The hypothesis the article presents is that type 1 (juvenile) diabetes is not simply an evolutionary misfire, but may, like the sickle-cell gene that protects against malaria, have served an adaptive purpose in the past. Specifically, type 1 diabetics have higher levels of glucose in their blood, which can act as a sort of antifreeze in cold climates, preventing damaging ice crystals from forming inside tissues.

The article suggested that this condition, which is found almost exclusively in people of northern European descent, may originally have been an adaptation to cope with rapid climate change in an ice age that arrived around 12,000 years ago. Of course, diabetics have a generally reduced life expectancy, but this probably would not have mattered when the average life span was much shorter anyway.

The way in which evolution enters into the equation is that humans are not the only species that have evolved this strategy to beat the cold (if that is indeed why we have it). Other cold-tolerant species do the same thing; in particular, an Arctic wood frog pours massive quantities of glucose into its blood to protect against the effects of extreme cold. Therefore, it is possible that, by exploring the genes that this frog and other cold-tolerant species use to handle the complications of high blood sugar, we might find molecules that could be used to treat human sufferers of diabetes. If not for evolution, who would have ever thought to look for diabetes cures in a frog?



#38264: bcpmoon — 09/01  at  04:58 AM
Well, you can do Chemistry without understanding Quantum Physics (and that really is fundamental). You can be an athlete without knowing zilch about anatomy. You can even preach about healthy sexuality while living in celibacy. It´s just a less fundamental way to look at / do things.
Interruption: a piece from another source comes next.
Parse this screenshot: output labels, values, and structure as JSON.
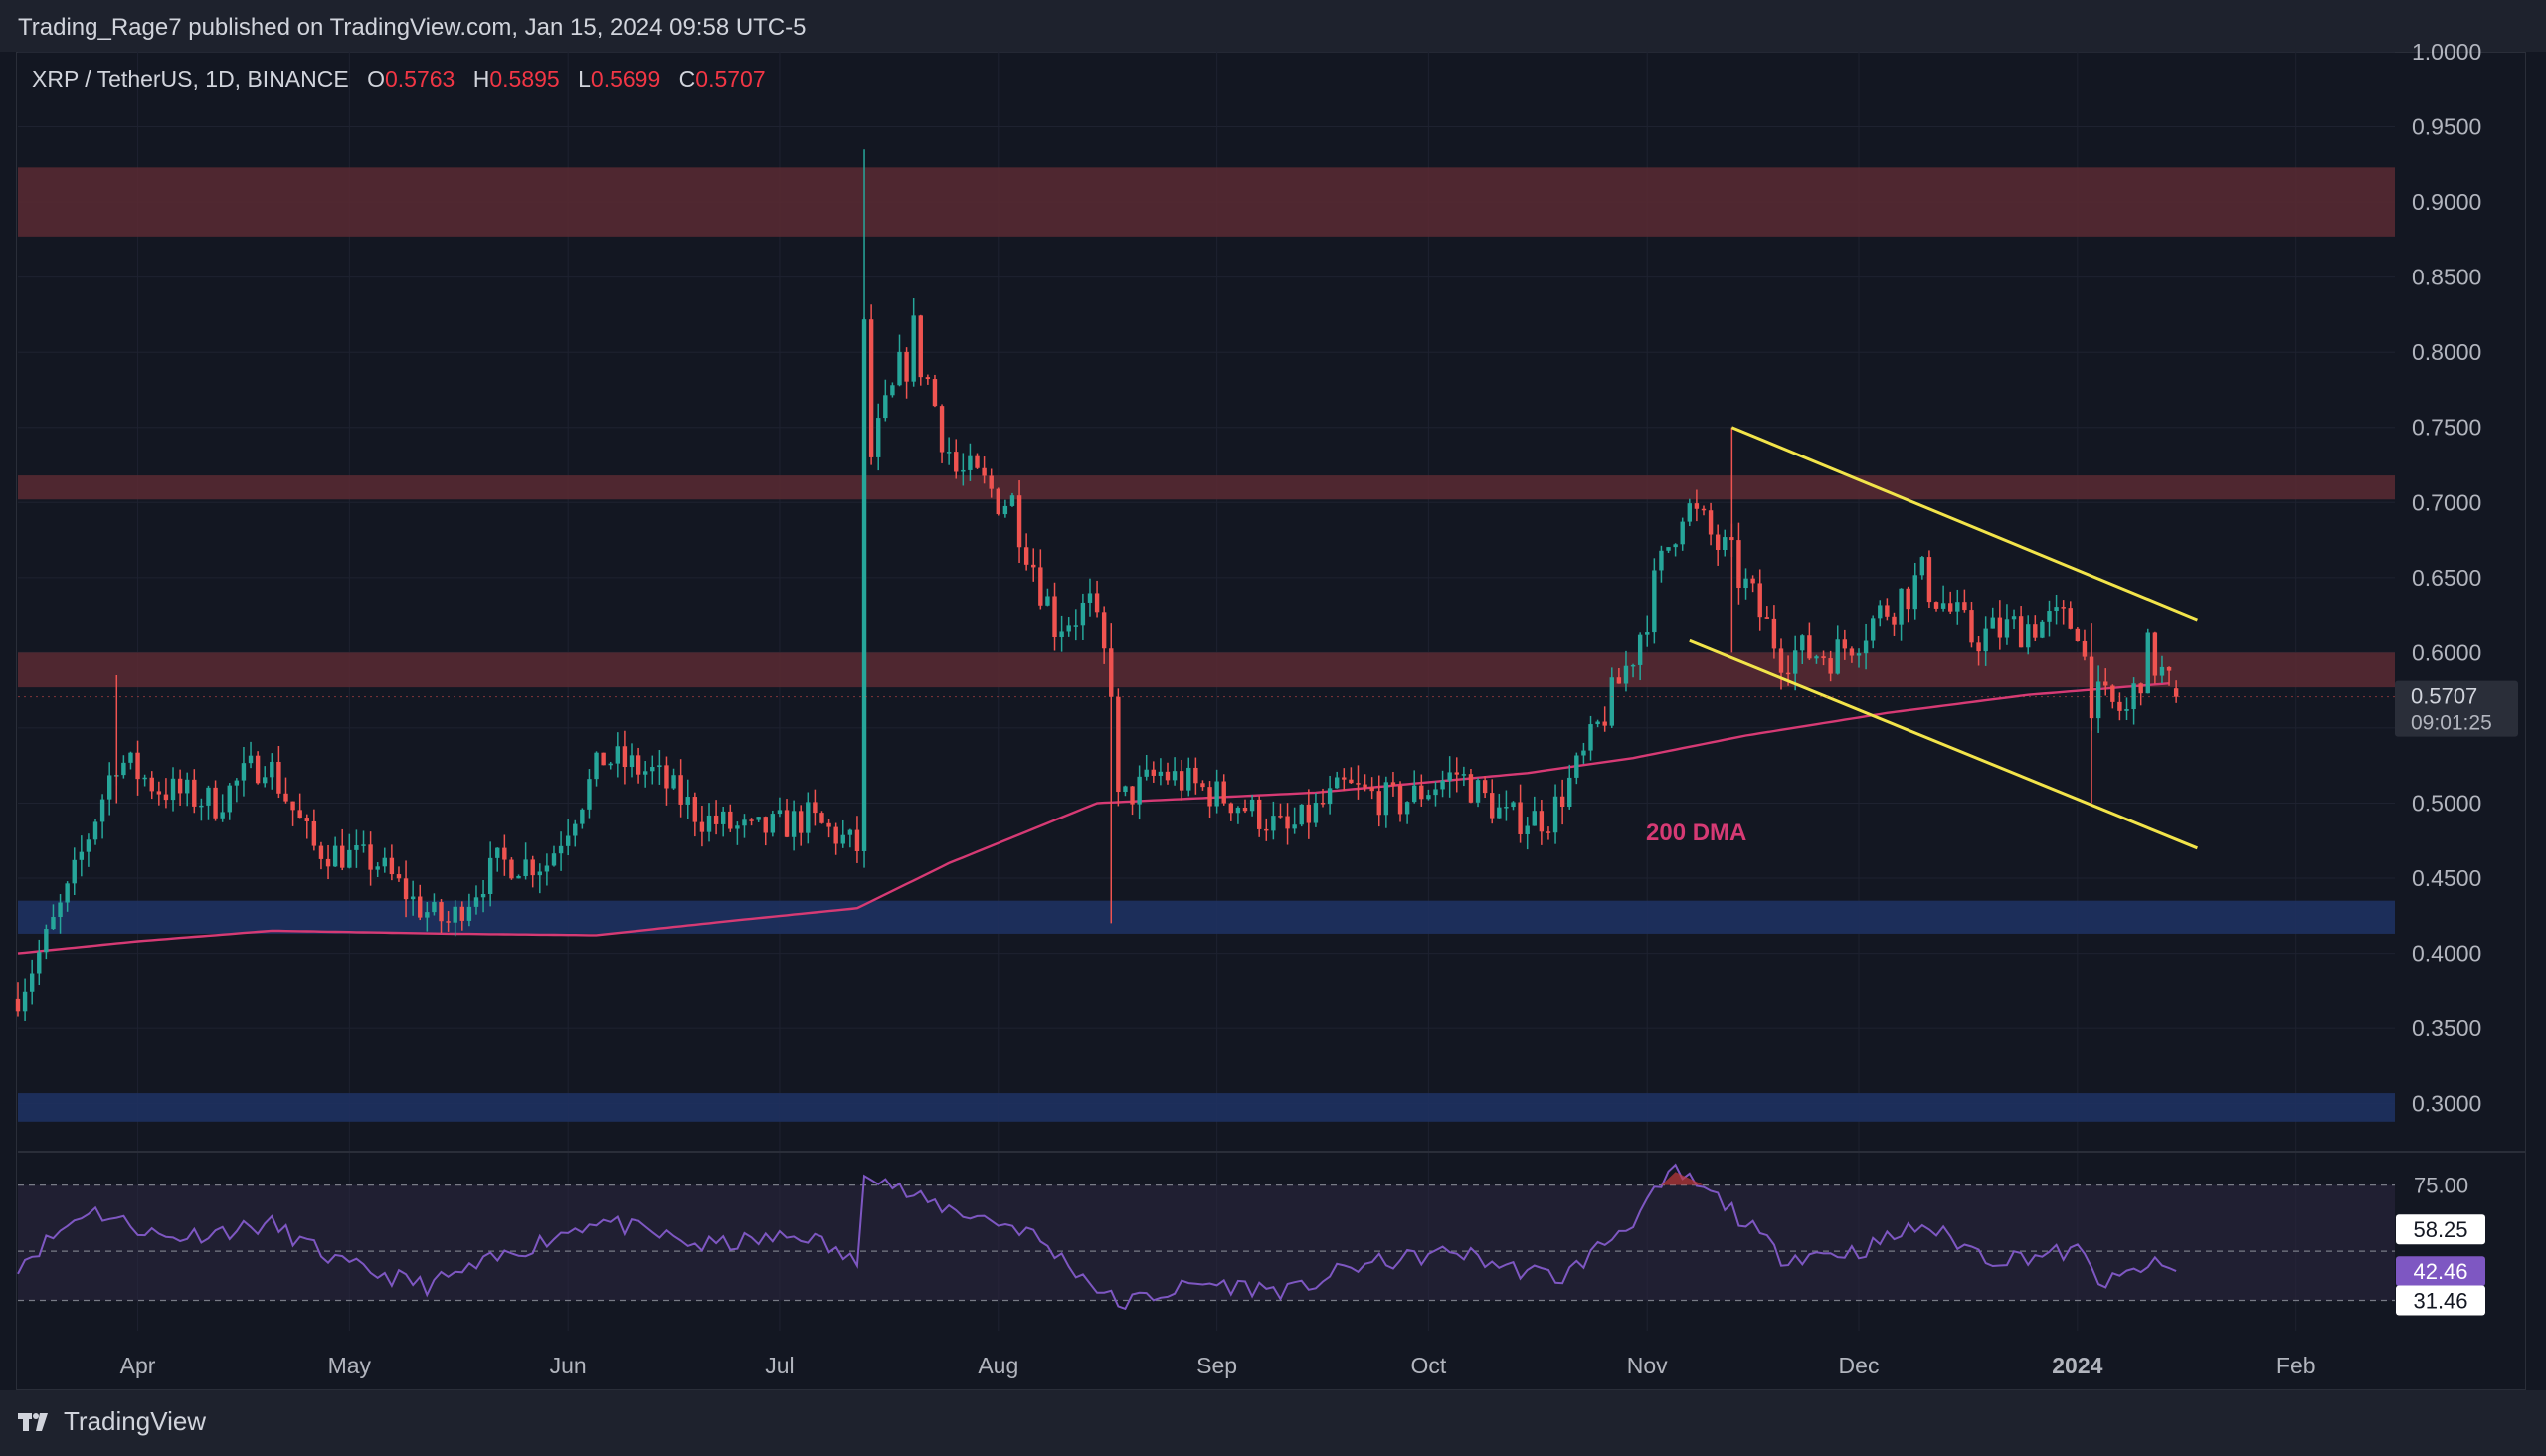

To develop a truly fundamental theory of Evolution we should start with quantum theory...
...Just joking...



#38266: — 09/01  at  07:18 AM
FRANCIS CRICK AGREES WITH PHIL SKELL

I was just re-reading Francis Crick's biography, What Mad Pursuit,and was struck with his view on the usefulness, or lack thereof, of evolutionary thinking in biological research.

According to Crick:

Biologists must constantly keep in mind that what they see was not designed, but rather evolved. It might be thought, therefore, that evolutionary arguments would play a large part in guiding biological research, but THIS IS FAR FROM THE CASE. It is difficult enough to study what is happening now. Try to figure out exactly what happened in evolution is even more difficult. Thus evolutionary arguments can usefully be used as hints to suggest possible lines of research, BUT IT IS HIGHLY DANGEROUS TO TRUST THEM TOO MUCH. It is all too easy to make mistaken inferences unless the process involved is already very well understood.

Crick's words, written 1988, were quite prophetic. At that time, noncoding DNA was considered junk. This was a conclusion steeped in the evolutionary paradigm. In fact, the evolutionary framework stiffled research into noncoding DNA, and hence recognition of its function, for nearly 30 years.

I have monitored developments in this area of molecular biology over the last six years. Generally I have observed that it has been accidental discoveries, often touted as completely surprizing, that have led to the clear recognition that junk DNA has function. This discovery was not made because of the evolutionary paradigm, but in spite of it.